Investment convictions

Core scenario

  • Our current economic scenario encompasses a deceleration in inflation and economic growth but without a severe recession and we do not expect to see a lower market low than the one seen last October.
  • We see equity markets moving within a fairly broad range: limited to the upside by the actions of central banks, which will ensure that financial conditions do not ease too quickly if the economy is holding up well and supported by a faster monetary policy pivot if the economy is too hard hit. Hence, we have a constructive positioning - i.e., overweight equities - but with a controlled risk budget.
  • We expect emerging market and US assets to outperform as valuation has become more attractive while Asia keeps superior long-term growth prospects vs. developed markets.
  • Regarding bonds, the carry that was reconstituted by the rise in yields in 2022 seems attractive for us.
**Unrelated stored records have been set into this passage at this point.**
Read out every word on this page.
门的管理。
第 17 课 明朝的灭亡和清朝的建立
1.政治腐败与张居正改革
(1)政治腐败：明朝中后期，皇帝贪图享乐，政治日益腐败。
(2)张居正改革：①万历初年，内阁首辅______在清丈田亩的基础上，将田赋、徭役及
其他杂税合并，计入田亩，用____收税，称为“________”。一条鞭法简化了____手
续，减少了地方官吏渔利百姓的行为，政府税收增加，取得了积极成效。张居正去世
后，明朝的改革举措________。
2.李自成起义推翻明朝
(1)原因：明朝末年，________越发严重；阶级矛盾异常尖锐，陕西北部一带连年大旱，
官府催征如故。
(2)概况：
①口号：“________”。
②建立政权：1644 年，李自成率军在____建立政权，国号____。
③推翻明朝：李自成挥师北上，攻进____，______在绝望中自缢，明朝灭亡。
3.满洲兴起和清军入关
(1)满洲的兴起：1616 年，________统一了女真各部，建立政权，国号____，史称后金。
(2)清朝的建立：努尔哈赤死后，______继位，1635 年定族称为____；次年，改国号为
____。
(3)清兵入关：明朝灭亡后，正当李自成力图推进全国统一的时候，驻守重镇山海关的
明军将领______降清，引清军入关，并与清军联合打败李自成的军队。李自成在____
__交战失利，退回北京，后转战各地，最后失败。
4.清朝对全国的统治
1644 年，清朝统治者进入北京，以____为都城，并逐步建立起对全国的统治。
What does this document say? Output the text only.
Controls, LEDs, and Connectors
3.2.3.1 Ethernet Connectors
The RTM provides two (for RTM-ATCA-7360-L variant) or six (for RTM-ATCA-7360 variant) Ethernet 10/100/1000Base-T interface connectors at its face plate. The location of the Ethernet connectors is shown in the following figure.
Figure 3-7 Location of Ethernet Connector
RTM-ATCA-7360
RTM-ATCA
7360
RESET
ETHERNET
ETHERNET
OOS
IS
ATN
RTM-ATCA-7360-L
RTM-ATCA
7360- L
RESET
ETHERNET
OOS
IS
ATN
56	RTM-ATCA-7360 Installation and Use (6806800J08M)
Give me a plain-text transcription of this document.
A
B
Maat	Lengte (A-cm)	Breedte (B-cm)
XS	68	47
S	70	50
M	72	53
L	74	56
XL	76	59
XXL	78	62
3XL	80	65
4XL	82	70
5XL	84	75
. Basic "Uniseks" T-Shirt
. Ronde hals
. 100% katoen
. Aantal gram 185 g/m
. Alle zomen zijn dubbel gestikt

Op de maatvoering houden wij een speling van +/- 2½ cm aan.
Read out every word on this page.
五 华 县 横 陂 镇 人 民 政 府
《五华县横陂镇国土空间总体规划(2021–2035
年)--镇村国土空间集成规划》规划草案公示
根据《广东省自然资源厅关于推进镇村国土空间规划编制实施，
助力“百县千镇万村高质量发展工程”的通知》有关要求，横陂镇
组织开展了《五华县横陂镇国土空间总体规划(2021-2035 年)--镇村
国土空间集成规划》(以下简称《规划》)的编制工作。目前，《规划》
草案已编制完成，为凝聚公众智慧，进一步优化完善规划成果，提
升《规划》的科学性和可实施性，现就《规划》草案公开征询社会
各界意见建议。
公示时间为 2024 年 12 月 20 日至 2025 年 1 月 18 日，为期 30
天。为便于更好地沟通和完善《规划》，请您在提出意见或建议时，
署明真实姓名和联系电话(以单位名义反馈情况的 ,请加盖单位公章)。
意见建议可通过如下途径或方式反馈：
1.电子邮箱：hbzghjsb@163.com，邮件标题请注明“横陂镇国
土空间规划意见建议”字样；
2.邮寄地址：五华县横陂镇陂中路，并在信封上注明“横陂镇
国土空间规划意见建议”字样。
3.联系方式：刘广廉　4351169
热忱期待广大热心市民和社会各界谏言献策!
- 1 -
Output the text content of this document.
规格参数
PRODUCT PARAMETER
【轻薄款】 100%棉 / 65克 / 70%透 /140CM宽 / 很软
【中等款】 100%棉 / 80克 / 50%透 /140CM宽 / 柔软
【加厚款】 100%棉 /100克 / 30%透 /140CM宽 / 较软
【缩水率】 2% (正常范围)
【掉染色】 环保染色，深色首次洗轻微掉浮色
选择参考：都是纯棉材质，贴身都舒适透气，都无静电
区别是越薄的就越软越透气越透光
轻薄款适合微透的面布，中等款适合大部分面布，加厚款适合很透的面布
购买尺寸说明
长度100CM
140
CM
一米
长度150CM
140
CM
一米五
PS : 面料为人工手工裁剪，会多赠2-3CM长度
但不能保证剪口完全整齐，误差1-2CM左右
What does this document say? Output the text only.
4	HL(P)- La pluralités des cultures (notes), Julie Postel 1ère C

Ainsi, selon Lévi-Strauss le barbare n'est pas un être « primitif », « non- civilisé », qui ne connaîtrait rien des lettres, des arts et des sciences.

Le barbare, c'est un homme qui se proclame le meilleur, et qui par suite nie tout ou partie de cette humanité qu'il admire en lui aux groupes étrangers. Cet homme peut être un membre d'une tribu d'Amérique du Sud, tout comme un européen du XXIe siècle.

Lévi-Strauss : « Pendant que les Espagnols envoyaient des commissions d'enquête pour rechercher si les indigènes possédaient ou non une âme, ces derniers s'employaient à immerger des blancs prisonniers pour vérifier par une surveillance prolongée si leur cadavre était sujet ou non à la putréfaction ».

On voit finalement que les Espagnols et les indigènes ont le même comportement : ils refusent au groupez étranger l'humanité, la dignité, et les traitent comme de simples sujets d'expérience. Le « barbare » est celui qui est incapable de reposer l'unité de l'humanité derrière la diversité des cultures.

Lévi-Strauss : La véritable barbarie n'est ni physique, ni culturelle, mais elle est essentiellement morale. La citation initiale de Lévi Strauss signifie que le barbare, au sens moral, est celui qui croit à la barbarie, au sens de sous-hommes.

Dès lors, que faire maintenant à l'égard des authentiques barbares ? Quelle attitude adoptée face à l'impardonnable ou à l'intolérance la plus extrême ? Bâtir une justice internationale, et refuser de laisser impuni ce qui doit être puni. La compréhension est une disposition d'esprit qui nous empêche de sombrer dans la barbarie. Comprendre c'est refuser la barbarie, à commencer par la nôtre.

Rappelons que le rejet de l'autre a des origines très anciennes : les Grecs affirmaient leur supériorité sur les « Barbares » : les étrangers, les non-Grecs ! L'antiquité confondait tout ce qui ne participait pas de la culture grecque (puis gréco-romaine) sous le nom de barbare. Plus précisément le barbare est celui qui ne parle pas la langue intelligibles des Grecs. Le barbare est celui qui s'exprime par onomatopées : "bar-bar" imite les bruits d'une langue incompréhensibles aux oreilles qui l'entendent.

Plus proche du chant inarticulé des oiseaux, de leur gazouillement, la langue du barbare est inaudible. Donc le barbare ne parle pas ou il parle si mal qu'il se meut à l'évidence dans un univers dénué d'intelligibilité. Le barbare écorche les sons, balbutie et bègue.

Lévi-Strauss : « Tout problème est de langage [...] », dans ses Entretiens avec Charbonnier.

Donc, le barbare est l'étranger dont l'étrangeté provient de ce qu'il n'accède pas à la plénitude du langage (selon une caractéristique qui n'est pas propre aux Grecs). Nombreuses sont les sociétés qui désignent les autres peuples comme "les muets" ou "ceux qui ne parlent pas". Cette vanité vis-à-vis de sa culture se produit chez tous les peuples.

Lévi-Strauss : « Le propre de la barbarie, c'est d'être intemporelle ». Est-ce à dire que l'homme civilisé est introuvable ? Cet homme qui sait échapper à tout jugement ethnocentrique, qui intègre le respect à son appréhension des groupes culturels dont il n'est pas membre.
The deceleration in inflation should lead to a drop in volatility on bonds, allowing for an easing of volatility on other asset classes.
  • Central banks are slowing the pace in monetary tightening, aiming for a final target rate to be reached in 2023. As inflation expectations continue to decline and bottlenecks are easing, the focus is shifting towards growth while maintaining financial stability.
  • In this environment, we expect the positive correlation between equities and bonds to decline and Alternative investments to perform well.

 

Risks

  • Among the upside risks, we note that the Chinese re-opening in 2023 would be a substantial support for the global economy.
  • Further, unseasonably warm temperatures have recently pushed natural gas prices lower, mitigating the negative impact of the energy crisis.
  • Overall, inflation declines and a rise in growth at some point in 2023 is limiting the market downside. But we know that the central banks anti-inflation stance is also capping the upside potential for risky assets.
  • Downside risks would be a monetary policy error via over-tightening in the US or in the euro zone.

 

Cross asset strategy

  1. Our multi-asset strategy has remained constructive and overweight equities on attractive price levels since October. It is nimble and can be adapted quickly. We sold some USD vs EUR and took partial profit on our US equity exposure. We currently have few strong regional convictions:
    • Neutral euro zone equities.
    • Neutral UK equities, resilient sector composition and global exposure.
    • Overweight US equities, as our soft-landing scenario is unfolding.
    • Overweight Emerging markets, as valuation has become attractive and there is room for a catch-up vs. developed markets.
    • Neutral Japanese equities, as accommodative central bank, and cyclical sector exposure usually act as opposite forces for investor attractiveness.
    • Positive on sectors, such as healthcare, consumer staples and the less cyclical segments of the technology sector.
    • Positive on some commodities, including gold.
    • In the fixed income universe, we have a slight short duration positioning via core Europe.
    • We continue to diversify into European investment grade credit and source the carry via emerging debt and global high yield debt.
  2. In our long-term thematics and trends allocation: We favour investment themes linked to the energy transition and keep Health Care, Tech and Innovation in our long-term convictions.
  3. In our currency strategy, we diversify outside the euro zone and are long CAD.

 

Our Positioning

Our current positioning is overweight equities with a preference for Emerging markets and the US. On the fixed income side, we keep a slight short portfolio duration via EU core bonds. We have a constructive view on credit, including high yield. The latter looks attractive with a sufficient buffer for defaults. We remain allocated to commodity currencies via the CAD.